Reading Signs in the MediaLecture by Ayesha Mulla
HOC Winter 2015Indus Valley School of Art & Architecture
What is Semiotics?
Semiotics = the study of “signs” in everyday speech [and of anything which 'stands for' something else]
In this sense, “signs” = words, images, sounds, gestures and objects.
Semiotics: Definitions
Ferdinand De Saussure (1916): Semiotics is a science which studies the role of signs as part of social life
Charles Peirce (1931): Semiotics is the formal doctrine of signs. A sign is something which stands for something in some respect or capacity-- “every thought is a sign”
In semiotics, the basic unit of meaning is a sign. A sign is anything that makes meaning.
All signs have two aspects: the signifier and the signified. The signifier is any material thing that signifies, e.g., words on a page, a facial expression, a picture, graffiti.
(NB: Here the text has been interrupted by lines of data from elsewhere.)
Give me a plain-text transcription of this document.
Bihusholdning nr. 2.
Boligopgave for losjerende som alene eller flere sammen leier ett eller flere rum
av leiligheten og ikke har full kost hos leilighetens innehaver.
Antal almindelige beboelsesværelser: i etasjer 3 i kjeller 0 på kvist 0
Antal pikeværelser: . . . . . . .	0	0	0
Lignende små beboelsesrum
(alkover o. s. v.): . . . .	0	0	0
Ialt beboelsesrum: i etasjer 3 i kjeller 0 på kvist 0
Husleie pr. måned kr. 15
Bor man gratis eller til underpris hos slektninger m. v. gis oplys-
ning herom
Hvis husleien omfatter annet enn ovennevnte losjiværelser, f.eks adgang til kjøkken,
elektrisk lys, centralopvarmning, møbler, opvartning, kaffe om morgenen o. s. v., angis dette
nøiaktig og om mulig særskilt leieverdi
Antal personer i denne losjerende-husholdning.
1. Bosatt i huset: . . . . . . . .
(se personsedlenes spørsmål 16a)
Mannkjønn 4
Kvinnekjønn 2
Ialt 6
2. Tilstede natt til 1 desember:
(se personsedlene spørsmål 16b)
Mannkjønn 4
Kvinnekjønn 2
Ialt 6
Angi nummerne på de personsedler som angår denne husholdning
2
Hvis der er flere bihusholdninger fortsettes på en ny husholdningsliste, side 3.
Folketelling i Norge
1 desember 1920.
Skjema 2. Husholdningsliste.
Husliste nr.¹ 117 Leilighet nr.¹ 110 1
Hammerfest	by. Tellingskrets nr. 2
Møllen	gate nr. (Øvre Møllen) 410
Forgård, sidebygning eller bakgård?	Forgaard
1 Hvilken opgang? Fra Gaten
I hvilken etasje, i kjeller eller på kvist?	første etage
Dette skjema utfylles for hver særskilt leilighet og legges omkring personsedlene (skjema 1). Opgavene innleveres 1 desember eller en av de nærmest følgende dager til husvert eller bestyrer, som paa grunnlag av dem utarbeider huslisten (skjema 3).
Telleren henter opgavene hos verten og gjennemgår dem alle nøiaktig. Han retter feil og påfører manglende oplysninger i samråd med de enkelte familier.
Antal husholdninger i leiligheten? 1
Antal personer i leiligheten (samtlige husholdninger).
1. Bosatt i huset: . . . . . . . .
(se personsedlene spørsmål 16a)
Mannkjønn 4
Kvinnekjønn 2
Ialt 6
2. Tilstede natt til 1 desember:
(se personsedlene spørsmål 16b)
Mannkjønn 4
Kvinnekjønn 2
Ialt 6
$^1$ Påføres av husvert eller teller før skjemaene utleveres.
The signified is the concept that a signifier refers to.
Connotations = involve signifying signs
signs that become the signifier for a second signified (The second level of meaning)
What is “medium”?
The term 'medium' is used in a variety of ways. It includes broad categories such as: - speech- writing- print- broadcasting
Medium
A Medium is a particular form or system of communication
Mass media (radio, television, newspapers, magazines, books, photographs, films and records)
Media of interpersonal communication (telephone, letter, fax, e-mail, video-conferencing, computer-based chat systems)
What does semiotics have to do with understanding Media?
Semiotics teaches us that reality is a system of signs.
Meaning is not 'transmitted' to us - we actively create it according to a complex system of codes or conventions of which we are normally unaware.
We live in a world of signs and we have no way of understanding anything except through signs and the codes into which they are organized.